Die Erbschaftssteuer-Initiative der JUSO wurde deutlich abgelehnt. Sie erhielt nur 21 % Unterstützung. Das ganze bürgerliche Establishment feiert erleichtert. Sie hatten 3,7 Millionen Franken in eine fette Gegenkampagne voller Drohungen gesteckt. Das zeigt ihre (berechtigte!) Angst vor dem wachsenden Unmut gegen die Milliardärsklasse.
Niemand hat mit der Annahme gerechnet. Aber gegenüber früheren JUSO-Initiativen (1:12, Speku-Stopp, 99%) ist die Unterstützung doch sehr klar eingebrochen. Das wirft Fragen auf.
Die RKP hat die Initiative unterstützt, auch wenn wir Kritik an ihrer reformistischen Begrenztheit hatten. Wir rufen alle JUSOs und Unterstützer der Initiative auf, sich diesen Fragen nüchtern und ehrlich zu stellen und die notwendigen Schlussfolgerungen ziehen. Hier ist unsere Einschätzung.
Das liegt sicher nicht am fehlenden Unmut über die soziale Ungleichheit in der Schweiz. Die «Kluft zwischen Arm und Reich» wird mittlerweile von fast 60 % als die wichtigste Spaltung in der Gesellschaft verstanden (Studie polarisierung.ch, Dez. 2024).
Die Schlussfolgerung der NZZ, es gäbe in der Schweiz heute keine Basis für Klassenkampf, ist komplett falsch. Nach einer Serie von verlorenen Abstimmungen hofft die Kapitalistenklasse, dass der Wind jetzt gedreht hat. Das ist Wunschdenken. Nach Jahren der kapitalistischen Krise wachsen die Ablehnung des Status Quo und der Hass auf «die da oben». Alle Zeichen zeigen, dass die Klassenkämpfe zunehmen werden.
Aber die Initiative hat es nicht geschafft, sich mit dieser Stimmung zu verbinden. Sie konnte keinen Enthusiasmus entfachen. Weder bei den breiteren Massen noch bei den radikalsten Schichten. Schon die unterdurchschnittliche Stimmbeteiligung (43 %) weist darauf hin. Das stellt die Frage: Warum nicht?
Initiativen sind ein schlechtes Terrain für sozialistische Politik. Es ist unmöglich, per Initiative ernsthafte Reformen durchzusetzen, die gegen das Interesse der Kapitalisten gehen.
Das heisst nicht, dass Initiativen im Kampf gegen die Kapitalisten prinzipiell falsch sind. Wir sind zwar der Ansicht, dass sie für kleine Parteien wie die RKP – und auch die JUSO – heute nicht der effektivste nächste Schritt in einer nachhaltigen revolutionären Strategie sind.

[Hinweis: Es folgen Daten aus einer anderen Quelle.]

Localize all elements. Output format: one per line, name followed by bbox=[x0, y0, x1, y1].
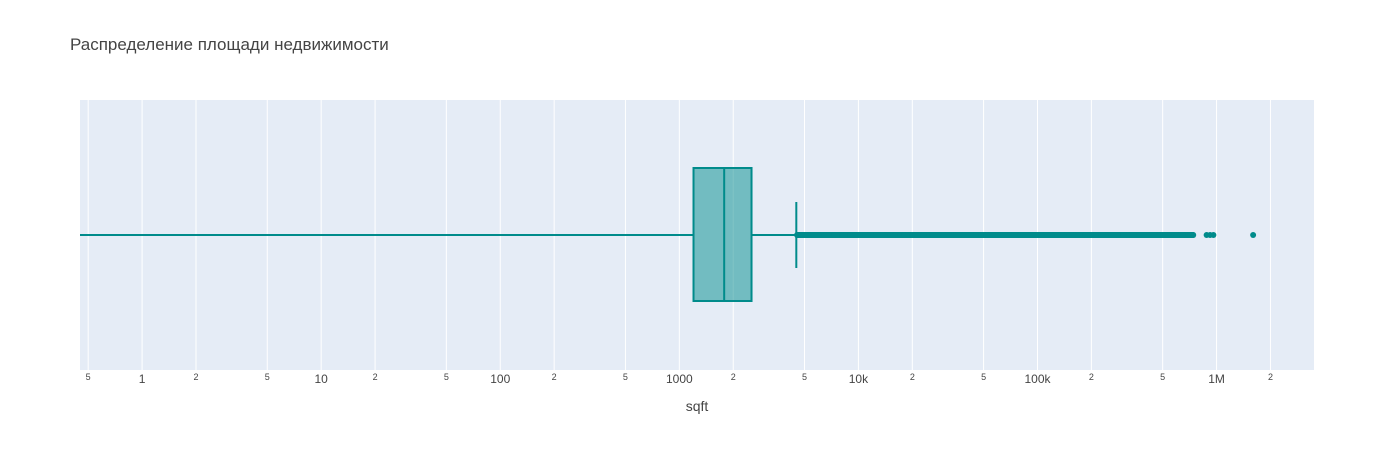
outlier-point bbox=[891, 232, 898, 238]
x-tick-label: 1M bbox=[1208, 372, 1225, 386]
outlier-point bbox=[1102, 232, 1109, 238]
outlier-point bbox=[815, 232, 822, 238]
outlier-point bbox=[1210, 232, 1217, 238]
x-tick-label: 5 bbox=[86, 372, 91, 382]
outlier-point bbox=[1092, 232, 1099, 238]
x-tick-label: 5 bbox=[265, 372, 270, 382]
outlier-point bbox=[1156, 232, 1163, 238]
x-tick-label: 5 bbox=[444, 372, 449, 382]
outlier-point bbox=[830, 232, 837, 238]
x-tick-label: 1000 bbox=[666, 372, 693, 386]
outlier-point bbox=[950, 232, 957, 238]
outlier-point bbox=[808, 232, 815, 238]
outlier-point bbox=[901, 232, 908, 238]
x-tick-label: 2 bbox=[194, 372, 199, 382]
outlier-point bbox=[1006, 232, 1013, 238]
x-tick-label: 10 bbox=[315, 372, 329, 386]
x-tick-label: 5 bbox=[981, 372, 986, 382]
outlier-point bbox=[862, 232, 869, 238]
outlier-point bbox=[1185, 232, 1192, 238]
outlier-point bbox=[1048, 232, 1055, 238]
outlier-point bbox=[972, 232, 979, 238]
x-tick-label: 1 bbox=[139, 372, 146, 386]
x-tick-label: 2 bbox=[731, 372, 736, 382]
outlier-point bbox=[1173, 232, 1180, 238]
outlier-point bbox=[798, 232, 805, 238]
outlier-point bbox=[1124, 232, 1131, 238]
x-tick-label: 100 bbox=[490, 372, 510, 386]
x-tick-label: 5 bbox=[1160, 372, 1165, 382]
x-tick-label: 10k bbox=[849, 372, 869, 386]
x-tick-label: 2 bbox=[1268, 372, 1273, 382]
x-tick-label: 100k bbox=[1024, 372, 1051, 386]
outlier-point bbox=[961, 232, 968, 238]
outlier-point bbox=[1038, 232, 1045, 238]
outlier-point bbox=[1082, 232, 1089, 238]
x-tick-label: 5 bbox=[623, 372, 628, 382]
outlier-point bbox=[839, 232, 846, 238]
outlier-point bbox=[929, 232, 936, 238]
outlier-point bbox=[1060, 232, 1067, 238]
outlier-point bbox=[794, 232, 801, 238]
outlier-point bbox=[1114, 232, 1121, 238]
outlier-point bbox=[881, 232, 888, 238]
x-tick-label: 2 bbox=[373, 372, 378, 382]
outlier-point bbox=[920, 232, 927, 238]
x-tick-label: 2 bbox=[910, 372, 915, 382]
outlier-point bbox=[909, 232, 916, 238]
outlier-point bbox=[872, 232, 879, 238]
outlier-point bbox=[1136, 232, 1143, 238]
outlier-point bbox=[847, 232, 854, 238]
outlier-point bbox=[1250, 232, 1257, 238]
box-plot bbox=[80, 167, 1257, 302]
outlier-point bbox=[1180, 232, 1187, 238]
outlier-point bbox=[1190, 232, 1197, 238]
outlier-point bbox=[940, 232, 947, 238]
outlier-point bbox=[1028, 232, 1035, 238]
x-axis-label: sqft bbox=[686, 398, 709, 414]
outlier-point bbox=[823, 232, 830, 238]
x-tick-label: 5 bbox=[802, 372, 807, 382]
x-axis-ticks: 5 1 2 5 10 2 5 100 2 5 1000 2 5 10k 2 5 100k 2 5 1M 2 bbox=[86, 372, 1273, 386]
outlier-point bbox=[1165, 232, 1172, 238]
chart-title: Распределение площади недвижимости bbox=[70, 35, 389, 54]
outlier-point bbox=[994, 232, 1001, 238]
outlier-point bbox=[1146, 232, 1153, 238]
interquartile-box bbox=[692, 167, 753, 302]
x-tick-label: 2 bbox=[552, 372, 557, 382]
outlier-point bbox=[803, 232, 810, 238]
outlier-point bbox=[983, 232, 990, 238]
x-tick-label: 2 bbox=[1089, 372, 1094, 382]
outlier-point bbox=[855, 232, 862, 238]
outlier-point bbox=[1017, 232, 1024, 238]
outlier-point bbox=[1071, 232, 1078, 238]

Aber Initiativen können ein sinnvolles Mittel sein: Nicht für Reformen, sondern für den Aufbau der sozialistischen Kräfte zur Verankerung in der Arbeiterklasse und der Jugend. In dieser Verankerung liegt der wirkliche Hebel im Kampf gegen die Kapitalisten. Aber dafür müssen die Fragestellung und die Kampagne auf dieses Ziel ausgerichtet sein. Das ist der JUSO nicht gelungen.
Die Initiative hat zwar korrekt am Klassengegensatz angesetzt: Die Reichen sollen für die Klimakrise zahlen! Aber sie blieb inkonsequent und verharrte in der reinen Stellvertreterlogik.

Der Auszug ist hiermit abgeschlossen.